Scenario 3: Two internal services in the same VPC, one on GKE and one on Compute Engine, need to call each other over HTTP without any traffic touching the public internet. Answer: Regional internal Application Load Balancer, pointed at a mix of GKE network endpoint groups (NEGs) and an unmanaged instance group backend.
Common Traps
- Assuming "Network Load Balancer" always means the legacy passthrough product — Google's current naming has both a Proxy Network Load Balancer and a Passthrough Network Load Balancer, and only the passthrough variant preserves client IP and skips TLS termination.
- Forgetting that a global external Application Load Balancer requires the Premium Network Service Tier — a regional external Application Load Balancer is what you get (or must explicitly choose) under Standard Tier.
- Picking an Application Load Balancer for a raw TCP database connection or a UDP workload — Application Load Balancers are HTTP(S)-only; anything else needs a Network Load Balancer.
Key Takeaways
- Application Load Balancers (Layer 7, HTTP/HTTPS) support content-based routing, Cloud CDN, and Google-managed certificates; they come in global external, regional external, and internal (regional or cross-region) flavors.
- Proxy Network Load Balancers terminate TCP (with optional SSL offload) and can span regions; Passthrough Network Load Balancers never proxy, preserve the client's IP via direct server return, support UDP/ESP/GRE, and are always regional.
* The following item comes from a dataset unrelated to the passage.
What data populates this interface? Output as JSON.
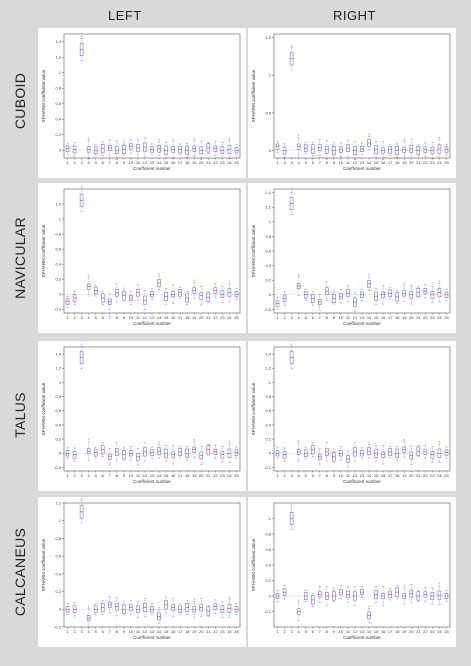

- A global external Application Load Balancer needs exactly one anycast IP and the Premium Tier; anything requiring UDP or raw client-IP visibility must use a passthrough load balancer instead.
A company needs a single public IP address that routes users to the nearest of three regional backend deployments over HTTPS, with Google-managed SSL certificates. Which load balancer should they deploy?
Why would a team choose an External Passthrough Network Load Balancer over a Proxy Network Load Balancer for a UDP-based voice application?